Musik zu hören ist eine Sache, Musik zu erzeugen
eine andere. Ab welchem Zeitpunkt sollen Eltern beginnen, ihr Kind
musikalisch zu fördern?
Grundsätzlich gilt, dass
Musikkurse bereits ab einem sehr frühen Lebensalter besucht werden
können. Für den ungarischen Musikpädagogen Zoltán Kodály (1882 967)

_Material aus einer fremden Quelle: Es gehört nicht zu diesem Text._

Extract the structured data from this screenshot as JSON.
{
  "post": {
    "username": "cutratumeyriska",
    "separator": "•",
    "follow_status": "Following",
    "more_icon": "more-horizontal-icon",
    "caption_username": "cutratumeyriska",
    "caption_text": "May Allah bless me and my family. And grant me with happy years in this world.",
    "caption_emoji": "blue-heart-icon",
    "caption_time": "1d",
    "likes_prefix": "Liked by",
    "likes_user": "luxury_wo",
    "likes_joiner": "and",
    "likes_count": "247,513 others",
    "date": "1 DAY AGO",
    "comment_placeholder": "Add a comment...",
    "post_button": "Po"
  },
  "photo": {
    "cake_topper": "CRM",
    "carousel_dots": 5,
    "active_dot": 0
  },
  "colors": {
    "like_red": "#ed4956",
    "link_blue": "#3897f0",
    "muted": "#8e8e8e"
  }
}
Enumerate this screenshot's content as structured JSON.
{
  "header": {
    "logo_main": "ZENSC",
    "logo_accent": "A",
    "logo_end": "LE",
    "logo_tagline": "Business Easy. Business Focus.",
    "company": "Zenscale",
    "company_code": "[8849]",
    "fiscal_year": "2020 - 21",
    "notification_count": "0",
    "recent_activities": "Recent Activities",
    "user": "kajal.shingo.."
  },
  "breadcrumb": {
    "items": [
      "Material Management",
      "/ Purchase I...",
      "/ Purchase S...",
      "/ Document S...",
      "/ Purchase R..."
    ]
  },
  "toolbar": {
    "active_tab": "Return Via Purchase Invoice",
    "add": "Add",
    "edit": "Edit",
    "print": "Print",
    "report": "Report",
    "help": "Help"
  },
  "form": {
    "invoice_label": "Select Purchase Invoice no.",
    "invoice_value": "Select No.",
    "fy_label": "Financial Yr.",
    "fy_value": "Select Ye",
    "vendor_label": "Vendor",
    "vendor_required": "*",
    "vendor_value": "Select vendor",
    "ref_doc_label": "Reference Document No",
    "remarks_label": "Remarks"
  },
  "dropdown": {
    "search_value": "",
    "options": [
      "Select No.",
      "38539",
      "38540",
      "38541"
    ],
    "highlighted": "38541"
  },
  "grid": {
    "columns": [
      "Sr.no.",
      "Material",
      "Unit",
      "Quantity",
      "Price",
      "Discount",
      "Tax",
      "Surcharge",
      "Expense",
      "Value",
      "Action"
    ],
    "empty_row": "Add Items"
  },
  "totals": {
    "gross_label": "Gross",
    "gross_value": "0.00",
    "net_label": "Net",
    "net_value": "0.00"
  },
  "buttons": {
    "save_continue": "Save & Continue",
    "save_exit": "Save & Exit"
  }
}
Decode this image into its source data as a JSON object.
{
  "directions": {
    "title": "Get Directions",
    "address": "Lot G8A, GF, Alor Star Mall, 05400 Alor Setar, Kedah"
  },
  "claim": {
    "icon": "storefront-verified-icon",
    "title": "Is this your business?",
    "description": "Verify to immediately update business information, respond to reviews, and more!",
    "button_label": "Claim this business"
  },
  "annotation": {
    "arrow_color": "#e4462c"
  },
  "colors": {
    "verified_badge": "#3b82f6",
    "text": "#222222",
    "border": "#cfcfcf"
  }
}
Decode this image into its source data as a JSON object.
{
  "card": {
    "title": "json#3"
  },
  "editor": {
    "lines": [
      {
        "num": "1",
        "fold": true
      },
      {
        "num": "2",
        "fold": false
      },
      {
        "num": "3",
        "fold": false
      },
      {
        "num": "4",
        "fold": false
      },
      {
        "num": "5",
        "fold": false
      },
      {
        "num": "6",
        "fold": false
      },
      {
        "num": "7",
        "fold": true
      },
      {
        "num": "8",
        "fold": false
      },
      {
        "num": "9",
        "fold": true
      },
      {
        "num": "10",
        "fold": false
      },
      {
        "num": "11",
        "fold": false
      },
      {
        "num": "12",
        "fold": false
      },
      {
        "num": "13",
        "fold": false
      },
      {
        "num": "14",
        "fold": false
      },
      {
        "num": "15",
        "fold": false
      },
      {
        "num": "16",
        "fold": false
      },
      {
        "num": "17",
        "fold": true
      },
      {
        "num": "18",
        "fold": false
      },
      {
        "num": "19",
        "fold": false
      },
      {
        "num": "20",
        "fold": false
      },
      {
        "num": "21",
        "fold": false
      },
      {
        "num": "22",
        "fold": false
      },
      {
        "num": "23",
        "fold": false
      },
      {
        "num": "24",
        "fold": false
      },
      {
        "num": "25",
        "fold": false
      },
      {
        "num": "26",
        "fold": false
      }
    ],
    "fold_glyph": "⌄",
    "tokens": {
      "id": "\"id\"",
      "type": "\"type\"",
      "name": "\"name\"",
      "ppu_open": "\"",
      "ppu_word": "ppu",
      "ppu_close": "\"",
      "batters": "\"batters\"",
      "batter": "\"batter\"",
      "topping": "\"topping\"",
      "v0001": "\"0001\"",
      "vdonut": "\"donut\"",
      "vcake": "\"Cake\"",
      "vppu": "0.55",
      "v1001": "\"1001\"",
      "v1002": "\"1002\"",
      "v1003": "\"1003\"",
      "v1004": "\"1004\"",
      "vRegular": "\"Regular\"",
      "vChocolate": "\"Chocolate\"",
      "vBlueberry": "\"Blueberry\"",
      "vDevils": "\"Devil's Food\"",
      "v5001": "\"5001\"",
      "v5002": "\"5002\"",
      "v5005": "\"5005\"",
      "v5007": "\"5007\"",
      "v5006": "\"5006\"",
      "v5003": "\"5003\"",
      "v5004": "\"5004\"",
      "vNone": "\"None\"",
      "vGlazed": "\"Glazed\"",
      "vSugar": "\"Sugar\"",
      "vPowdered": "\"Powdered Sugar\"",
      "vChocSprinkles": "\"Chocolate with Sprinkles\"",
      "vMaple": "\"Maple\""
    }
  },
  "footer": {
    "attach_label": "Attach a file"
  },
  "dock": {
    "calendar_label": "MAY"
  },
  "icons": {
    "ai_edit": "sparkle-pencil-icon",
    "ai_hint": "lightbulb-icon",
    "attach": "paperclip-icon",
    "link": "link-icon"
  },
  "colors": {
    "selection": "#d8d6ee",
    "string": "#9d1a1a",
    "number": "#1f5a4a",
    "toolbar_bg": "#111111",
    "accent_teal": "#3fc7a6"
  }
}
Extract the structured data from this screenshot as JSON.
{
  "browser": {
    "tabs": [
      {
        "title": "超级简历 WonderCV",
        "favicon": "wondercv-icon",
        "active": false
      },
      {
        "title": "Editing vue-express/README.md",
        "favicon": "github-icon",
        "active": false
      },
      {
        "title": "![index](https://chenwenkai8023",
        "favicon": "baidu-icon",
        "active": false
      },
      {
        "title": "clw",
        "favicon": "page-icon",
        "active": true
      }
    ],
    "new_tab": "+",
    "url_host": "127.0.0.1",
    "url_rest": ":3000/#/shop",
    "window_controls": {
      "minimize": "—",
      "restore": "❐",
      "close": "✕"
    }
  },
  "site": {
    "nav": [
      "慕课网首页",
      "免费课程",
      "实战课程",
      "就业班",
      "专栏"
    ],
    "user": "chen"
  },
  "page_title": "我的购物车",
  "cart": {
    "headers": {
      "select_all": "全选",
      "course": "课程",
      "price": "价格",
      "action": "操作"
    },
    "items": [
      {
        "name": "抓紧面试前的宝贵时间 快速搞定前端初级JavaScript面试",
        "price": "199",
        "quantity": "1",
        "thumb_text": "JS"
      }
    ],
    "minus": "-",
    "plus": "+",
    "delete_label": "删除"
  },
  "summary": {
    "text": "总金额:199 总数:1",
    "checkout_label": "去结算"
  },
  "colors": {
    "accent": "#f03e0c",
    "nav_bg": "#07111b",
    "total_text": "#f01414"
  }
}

konnte die musikalische Erziehung gar nicht früh genug beginnen. Er
beantwortete die Frage, wann der beste Zeitpunkt für das musikalische
Lernen sei, mit einer gehörigen Portion Ironie: «Neun Monate vor der
Geburt ... der Mutter!»
Kodály spielte darauf an, dass
musikalische Fähigkeiten nicht nur durch Gene vererbt, sondern auch
durch die Situation der Familie entwickelt werden. Die musikalische
Betätigung der Eltern und deren Umgang mit Musik spielen für die
musikalische Entwicklung des Kindes eine wichtige Rolle. Diese beginnt
schon im Mutterleib. Man weiss, dass sich das Hörvermögen des Fötus im
Mutterleib ab der 22. Schwangerschaftswoche herausbildet. Der
heranwachsende Mensch hört alles mit, was im Aussenleben stattfindet:
Geräusche, Stimmen und – Musik.
Das pränatale Klassenzimmer
Eine Frühförderung des Babys im Mutterleib ist in
vielen Untersuchungen ein Thema. Der kalifornische Arzt Rene Van de
Carr, Pionier der pränatalen Förderung, hat dazu einen Lehrplan
geschrieben. Sein «pränatales Klassenzimmer» ist einer der zentralen
Texte rund um die pränatale Förderung. Van de Carr will in Studien
herausgefunden haben, dass ein Fötus im neunten Monat fähig ist, seinen
Atemrhythmus an Beethovens fünfte Symphonie anzupassen, wenn die Mutter
diese während der Schwangerschaft regelmässig hörte.
Der
Ansatz, dass die Erfahrungen des Kindes im Mutterleib prägend sind,
werde in der Forschung bedeutsamer, sei insgesamt aber noch jung, sagt
der Heidelberger Arzt und Psychologe Ludwig Janus. «Früher wurde der
Fötus bis zur Geburt nur als biologisches Wesen betrachtet.» Erst ab den
1970er-Jahren rückte die Geburtsbelastung für das Kind in den
Vordergrund. Jedoch nicht die Zeit davor – das ist relativ neu.
Wie Eltern mit Musik umgehen, prägt die musikalische
Entwicklung des Kindes. Sie beginnt bereits im Mutterleib.
Entwicklung des Kindes. Sie beginnt bereits im Mutterleib.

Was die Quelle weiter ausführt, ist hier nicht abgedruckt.